Елизавета Львовна села за стол, взяла журнал, устроила перекличку и сказала:
— Я хочу вам рассказать, почему полюбила книги…
Всегда, когда иду к Елизавете Львовне, вижу перед собой эту сцену. Нам было тогда по четырнадцать-пятнадцать, влюбляться мы уже научились, но раскрытая директором тайна (двадцать два, почти что старуха!) остудила горячие головы. К тому же за учительницей после уроков частенько захаживал ее муж, богатырского роста военный со свирепым лицом; через несколько месяцев он погиб под Вязьмой…
Ладно, все это в прошлом, а нынче Елизавета Львовна — стройная сухонькая женщина под семьдесят, все еще красивая — для нас, на чьих глазах она старилась.
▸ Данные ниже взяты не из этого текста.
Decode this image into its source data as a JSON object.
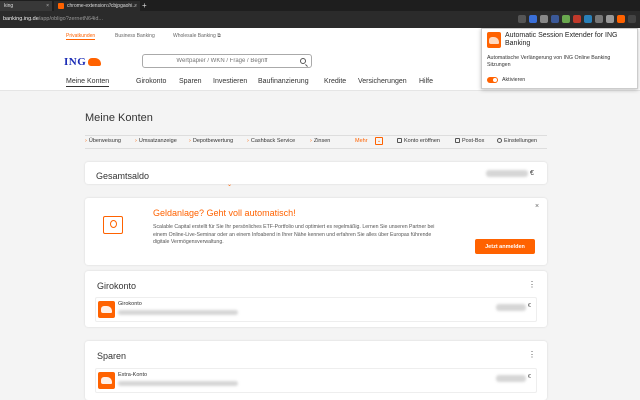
{
  "browser": {
    "tabs": [
      {
        "label": "king"
      },
      {
        "label": "chrome-extension://cbjpgaohi..."
      }
    ],
    "new_tab": "+",
    "close_glyph": "×",
    "url_host": "banking.ing.de",
    "url_path": "/app/obligo?zernetN64id..."
  },
  "topnav": {
    "items": [
      "Privatkunden",
      "Business Banking",
      "Wholesale Banking ⧉"
    ]
  },
  "logo": {
    "text": "ING"
  },
  "search": {
    "placeholder": "Wertpapier / WKN / Frage / Begriff"
  },
  "mainnav": {
    "items": [
      "Meine Konten",
      "Girokonto",
      "Sparen",
      "Investieren",
      "Baufinanzierung",
      "Kredite",
      "Versicherungen",
      "Hilfe"
    ]
  },
  "page": {
    "title": "Meine Konten"
  },
  "quicklinks": {
    "items": [
      "Überweisung",
      "Umsatzanzeige",
      "Depotbewertung",
      "Cashback Service",
      "Zinsen"
    ],
    "more_label": "Mehr",
    "more_glyph": "⌄",
    "actions": [
      "Konto eröffnen",
      "Post-Box",
      "Einstellungen"
    ]
  },
  "total": {
    "label": "Gesamtsaldo",
    "currency": "€",
    "expand_glyph": "⌄"
  },
  "promo": {
    "title": "Geldanlage? Geht voll automatisch!",
    "text": "Scalable Capital erstellt für Sie Ihr persönliches ETF-Portfolio und optimiert es regelmäßig. Lernen Sie unseren Partner bei einem Online-Live-Seminar oder an einem Infoabend in Ihrer Nähe kennen und erfahren Sie alles über Europas führende digitale Vermögensverwaltung.",
    "button": "Jetzt anmelden",
    "close_glyph": "×"
  },
  "sections": [
    {
      "title": "Girokonto",
      "account": "Girokonto",
      "currency": "€"
    },
    {
      "title": "Sparen",
      "account": "Extra-Konto",
      "currency": "€"
    }
  ],
  "kebab_glyph": "⋮",
  "popup": {
    "title": "Automatic Session Extender for ING Banking",
    "description": "Automatische Verlängerung von ING Online Banking Sitzungen",
    "toggle_label": "Aktivieren",
    "toggle_on": true
  },
  "colors": {
    "accent": "#ff6200",
    "brand_blue": "#1a2bb5"
  },
  "icons": [
    "bulb-icon",
    "search-icon",
    "ing-lion-icon",
    "kebab-icon",
    "close-icon",
    "chevron-down-icon"
  ]
}
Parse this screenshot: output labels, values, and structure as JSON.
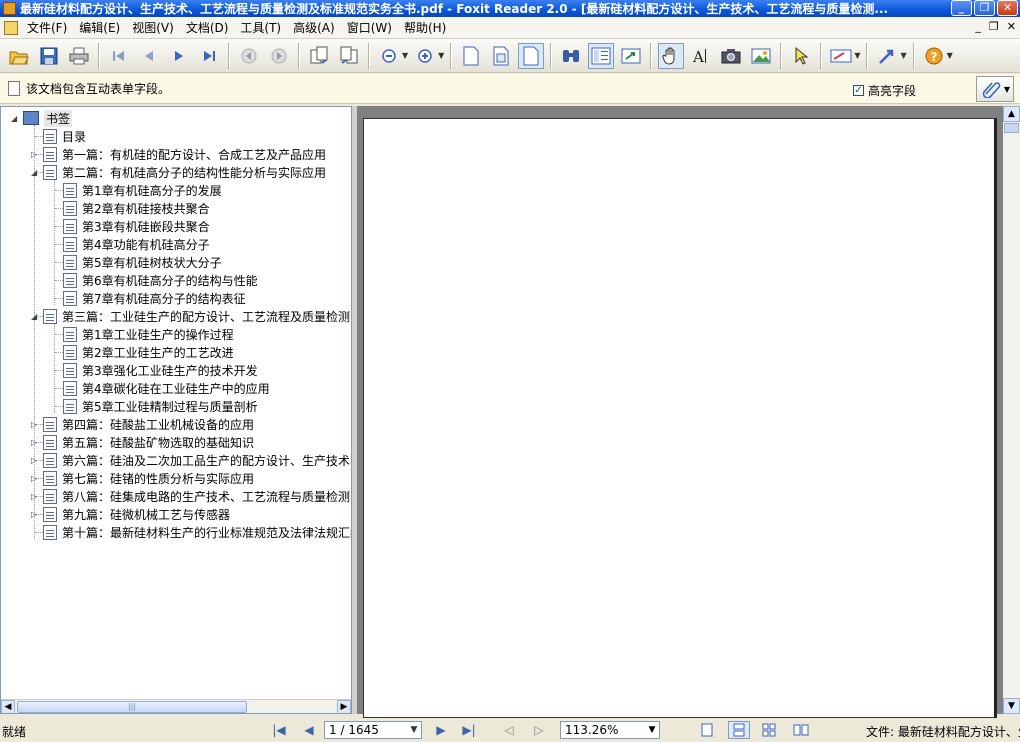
{
  "window": {
    "title": "最新硅材料配方设计、生产技术、工艺流程与质量检测及标准规范实务全书.pdf - Foxit Reader 2.0 - [最新硅材料配方设计、生产技术、工艺流程与质量检测...",
    "minimize_label": "_",
    "restore_label": "❐",
    "close_label": "✕"
  },
  "menu": {
    "items": [
      "文件(F)",
      "编辑(E)",
      "视图(V)",
      "文档(D)",
      "工具(T)",
      "高级(A)",
      "窗口(W)",
      "帮助(H)"
    ],
    "mdi_min": "_",
    "mdi_restore": "❐",
    "mdi_close": "✕"
  },
  "toolbar": {
    "icons": [
      "open-icon",
      "save-icon",
      "print-icon",
      "first-page-icon",
      "prev-page-icon",
      "next-page-icon",
      "last-page-icon",
      "back-icon",
      "forward-icon",
      "rotate-left-icon",
      "rotate-right-icon",
      "zoom-out-icon",
      "zoom-in-icon",
      "single-page-icon",
      "continuous-icon",
      "fit-page-icon",
      "find-icon",
      "bookmark-pane-icon",
      "fit-width-icon",
      "hand-tool-icon",
      "text-select-icon",
      "snapshot-icon",
      "image-icon",
      "select-tool-icon",
      "typewriter-icon",
      "annotation-icon",
      "help-icon"
    ]
  },
  "infobar": {
    "message": "该文档包含互动表单字段。",
    "highlight_label": "高亮字段",
    "highlight_checked": true
  },
  "bookmarks": {
    "root": "书签",
    "items": [
      {
        "label": "目录",
        "level": 1,
        "expander": ""
      },
      {
        "label": "第一篇：有机硅的配方设计、合成工艺及产品应用",
        "level": 1,
        "expander": "▷"
      },
      {
        "label": "第二篇：有机硅高分子的结构性能分析与实际应用",
        "level": 1,
        "expander": "◢"
      },
      {
        "label": "第1章有机硅高分子的发展",
        "level": 2,
        "expander": ""
      },
      {
        "label": "第2章有机硅接枝共聚合",
        "level": 2,
        "expander": ""
      },
      {
        "label": "第3章有机硅嵌段共聚合",
        "level": 2,
        "expander": ""
      },
      {
        "label": "第4章功能有机硅高分子",
        "level": 2,
        "expander": ""
      },
      {
        "label": "第5章有机硅树枝状大分子",
        "level": 2,
        "expander": ""
      },
      {
        "label": "第6章有机硅高分子的结构与性能",
        "level": 2,
        "expander": ""
      },
      {
        "label": "第7章有机硅高分子的结构表征",
        "level": 2,
        "expander": ""
      },
      {
        "label": "第三篇：工业硅生产的配方设计、工艺流程及质量检测",
        "level": 1,
        "expander": "◢"
      },
      {
        "label": "第1章工业硅生产的操作过程",
        "level": 2,
        "expander": ""
      },
      {
        "label": "第2章工业硅生产的工艺改进",
        "level": 2,
        "expander": ""
      },
      {
        "label": "第3章强化工业硅生产的技术开发",
        "level": 2,
        "expander": ""
      },
      {
        "label": "第4章碳化硅在工业硅生产中的应用",
        "level": 2,
        "expander": ""
      },
      {
        "label": "第5章工业硅精制过程与质量剖析",
        "level": 2,
        "expander": ""
      },
      {
        "label": "第四篇：硅酸盐工业机械设备的应用",
        "level": 1,
        "expander": "▷"
      },
      {
        "label": "第五篇：硅酸盐矿物选取的基础知识",
        "level": 1,
        "expander": "▷"
      },
      {
        "label": "第六篇：硅油及二次加工品生产的配方设计、生产技术",
        "level": 1,
        "expander": "▷"
      },
      {
        "label": "第七篇：硅锗的性质分析与实际应用",
        "level": 1,
        "expander": "▷"
      },
      {
        "label": "第八篇：硅集成电路的生产技术、工艺流程与质量检测",
        "level": 1,
        "expander": "▷"
      },
      {
        "label": "第九篇：硅微机械工艺与传感器",
        "level": 1,
        "expander": "▷"
      },
      {
        "label": "第十篇：最新硅材料生产的行业标准规范及法律法规汇编",
        "level": 1,
        "expander": ""
      }
    ],
    "scroll_left": "◀",
    "scroll_right": "▶",
    "thumb_grip": "|||"
  },
  "viewer": {
    "scroll_up": "▲",
    "scroll_down": "▼"
  },
  "status": {
    "ready": "就绪",
    "page_display": "1 / 1645",
    "zoom": "113.26%",
    "file_info": "文件: 最新硅材料配方设计、生产技术",
    "first": "|◀",
    "prev": "◀",
    "next": "▶",
    "last": "▶|",
    "back": "◁",
    "forward": "▷",
    "dropdown": "▼"
  }
}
И сегодня я шел не для воспоминаний и закатыванья глаз («ах, как давно это было, не правда ли?), а с весьма конкретным делом, я бы даже сказал — кляузным, с перспективой мордобоя. Помните двух пацанчиков, о которых говорил Василий Матвеич? В войну мы их всем классом помогали выращивать, особенно Птичка, которая дневала и ночевала у овдовевшей учительницы. Забавные были мальчишки, шустрые и прожорливые, как воробышки. Старшему, Юрику, уже скоро пятьдесят, младшенькому, Игоречку, сорок восемь — выросли ребятки, мало я их ремнем воспитывал, балбесов!
Мало, преступно мало и плохо воспитывал, не получился из меня Макаренко — милейшая Елизавета Львовна и сердобольная Птичка мешали на каждом шагу. Созрев, балбесы окончили институты, обзавелись семьями, квартирами и машинами, сделали примитивную карьеру — и оставили мамулю в покое? Черта с два! Время от времени я вдруг обнаруживал зияющие дыры на книжных полках, исчезновение старинного комода и прочее. А с неделю назад, зайдя, ахнул: на кухне — больничная тумбочка без дверки и два табурета, в комнате — опять же больничная коечка, покосившийся шкафчик, полка с книгами (это из тысячи томов всю жизнь собираемой библиотеки!), столик и два стула — все из того ассортимента, по которому свалка плачет.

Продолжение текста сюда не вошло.